Walter Liedtke, curador do Metropolitan Museum of Art, morre aos 69 anos

Walter Liedtke, à esquerda, discutindo A Leiteira de Vermeer com a Princesa Máxima e o Príncipe Willem-Alexander da Holanda no Metropolitan Museum of Art em 2009.

Walter Liedtke, que trabalhou por 35 anos como curador de pinturas europeias no Metropolitan Museum of Art e foi um renomado estudioso da Vermeer e da Delft School, morreu na terça-feira, uma das seis vítimas do acidente de um trem metropolitano da Metro-North em Valhalla, NY Ele tinha 69 anos.

Sua morte foi confirmada pelo diretor do Met, Thomas P. Campbell, que disse em uma entrevista que ele foi um dos nossos mais estimados curadores e um dos mais ilustres estudiosos da pintura holandesa e flamenga do mundo.

O Sr. Liedtke, que morou em Bedford Hills, NY, e foi criado em Nova Jersey, pretendia ser professor, e depois de obter seu mestrado na Brown e um doutorado no Courtauld Institute of Art em Londres, ele passou quatro anos em o corpo docente do estado de Ohio. Mas em 1979 ele recebeu uma bolsa Mellon para estudar no Metropolitan Museum, e nunca o deixou.



No ano seguinte, ele se tornou curador e começou a produzir uma procissão de exposições e livros conceituados ao longo das décadas, incluindo Rembrandt / Not Rembrandt no Metropolitan Museum of Art em 1995 e 1996; Vermeer e a escola Delft em 2001 e The Age of Rembrandt em 2007.

Seu catálogo de pinturas flamengas na coleção do Met foi publicado em 1984, e um catálogo abrangente de pinturas holandesas do museu, apresentado em mais de mil páginas, foi publicado em 2007.

Arthur K. Wheelock Jr., curador de pinturas do Barroco do Norte na National Gallery of Art em Washington, que conheceu e às vezes disputou curatorialmente com Liedtke por três décadas, disse que embora Liedtke fosse um escritor natural, ele realmente gostava de palestra.

Ele tinha um jeito maravilhoso com as palavras e envolvia as pessoas por meio dessas abordagens linguísticas inesperadas, disse Wheelock. Ele tinha opiniões fortes sobre as coisas e não tinha vergonha de expressar essas opiniões.

O Sr.
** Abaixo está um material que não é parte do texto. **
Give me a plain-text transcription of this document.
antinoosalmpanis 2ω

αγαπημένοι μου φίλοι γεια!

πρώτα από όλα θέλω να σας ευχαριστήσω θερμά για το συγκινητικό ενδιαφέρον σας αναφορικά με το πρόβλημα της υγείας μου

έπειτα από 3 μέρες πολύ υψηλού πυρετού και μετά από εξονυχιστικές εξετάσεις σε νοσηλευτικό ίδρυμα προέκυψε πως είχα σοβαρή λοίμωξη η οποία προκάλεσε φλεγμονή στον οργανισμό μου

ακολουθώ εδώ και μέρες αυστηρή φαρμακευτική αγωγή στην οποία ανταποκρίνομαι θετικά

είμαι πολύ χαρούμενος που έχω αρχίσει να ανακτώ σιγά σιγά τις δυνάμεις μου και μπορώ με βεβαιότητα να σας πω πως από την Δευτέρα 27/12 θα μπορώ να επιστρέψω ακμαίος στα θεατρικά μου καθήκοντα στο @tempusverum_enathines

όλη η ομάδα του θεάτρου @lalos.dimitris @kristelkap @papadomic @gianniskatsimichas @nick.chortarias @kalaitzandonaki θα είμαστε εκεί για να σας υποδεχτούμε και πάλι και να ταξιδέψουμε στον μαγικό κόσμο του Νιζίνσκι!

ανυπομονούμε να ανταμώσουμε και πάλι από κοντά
Liedtke e sua esposa, Nancy, uma professora de matemática, que é sua única sobrevivente imediata, criaram cavalos, uma paixão que o Sr. Liedtke trouxe para sua vida acadêmica também. Seu livro The Royal Horse and Rider: Painting, Sculpture and Horsemanship 1500-1800 foi publicado em 1990.

Acho que há algo de holandês na maneira como vivo, disse ele em uma reflexão pessoal que gravou para o Site do Met . Ir para casa todos os dias do Upper East Side de Manhattan para o campo é um contraste muito bom.

Ele acrescentou: No nível essencial, acho que o que há de mais holandês nisso é esse retorno constante à experiência imediata. Eu me levanto, vou ao celeiro, limpo as baias dos cavalos às 6h30 da manhã.

Campbell disse que Liedtke freqüentemente pegava o trem que pegava na terça-feira e que gostava de andar no primeiro vagão porque às vezes era o vagão silencioso designado, onde ele podia ler e trabalhar.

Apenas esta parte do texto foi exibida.